3. DBSCAN clusters do not have a meaningful center. Because they can be non-convex.In particular, the center needs to take haversine distance into account, which he doesn't. The first version used the mean, the new version uses the point closest to the mean (but which may still be distorted, because the mean didn't take earth into account).

4. On latitude, longitude you should be using great-circle distance during clustering already, not only afterwards. (Fixed in the blog by now).

Point 3 above also answers your question: DBSCAN clusters may not have a meaningful center. The center can be outside the cluster.

Since the original post, some points (in particular #4) have been improved. DBSCAN now actually uses haversine, and a ball tree index.

Answer 2

I'm working on a similar project as well and using his blog post as a guide too. The logic to return the center of the largest cluster (but be aware, the center itself may be meaningless with DBSCAN): sort the clusters by size, take the largest, calculate the centroid (using the logic provided in that blog post). Then you have a choice. You can either keep that calculated centroid as the "center point" or you can find the point in the cluster nearest to that centroid (as the author of that blog post seems to do).

Contrary to another responder, that blog post is not wrong on a number of points:

1. Single-linkage clustering is perfectly fine and useful in a number of contexts, including the one the blog post's author is using.
2. His eps is appropriate and properly chosen for his use case, which he explains is explicitly meant to remove near-duplicates.
3. The blog post isn't wrong about cluster centers - in fact it explicitly mentions non-convexity, and the code returns a point from the cluster rather than the cluster's center point itself.
4. The code in the blog post does use great-circle distance via the haversine metric during DBSCAN clustering.

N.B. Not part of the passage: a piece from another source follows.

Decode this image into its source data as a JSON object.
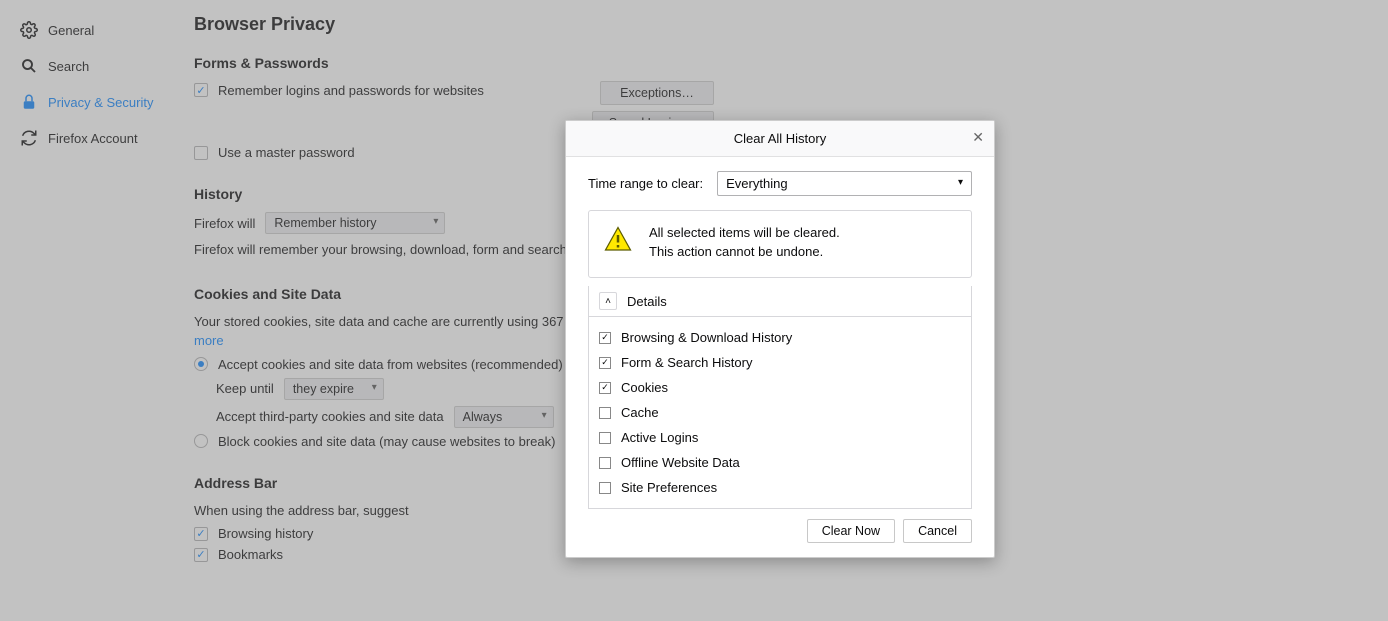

Most importantly, the results turn out exactly how they're supposed to in the blog post.

Answer 3

If you are interested in representing the largest cluster as a 'central' point (e.g., dimensionality reduction), I would do the following:

Find the cluster with the greatest number of classified points:

# Assumes coordinates is a DataFrame
db = DBSCAN(eps=eps, min_samples=min_samples).fit(coordinates)
df = pd.DataFrame([coordinates.x, coordinates.y, db.labels_]).T # Add other attributes of coordinates if needed
df.columns = ['x', 'y','label']; # Add column names
max_label = df.label.mode()[0];

max_cluster = df[df['label']==max_label];

You can take the mean of each of each column

max_cluster_array = max_cluster[['x','y']].as_matrix()
print max_cluster_array.mean(axis=0) # what you are looking for

You could also looking into multivariate kernel density estimation functions if you are interested in estimating in a more robust 'central' point.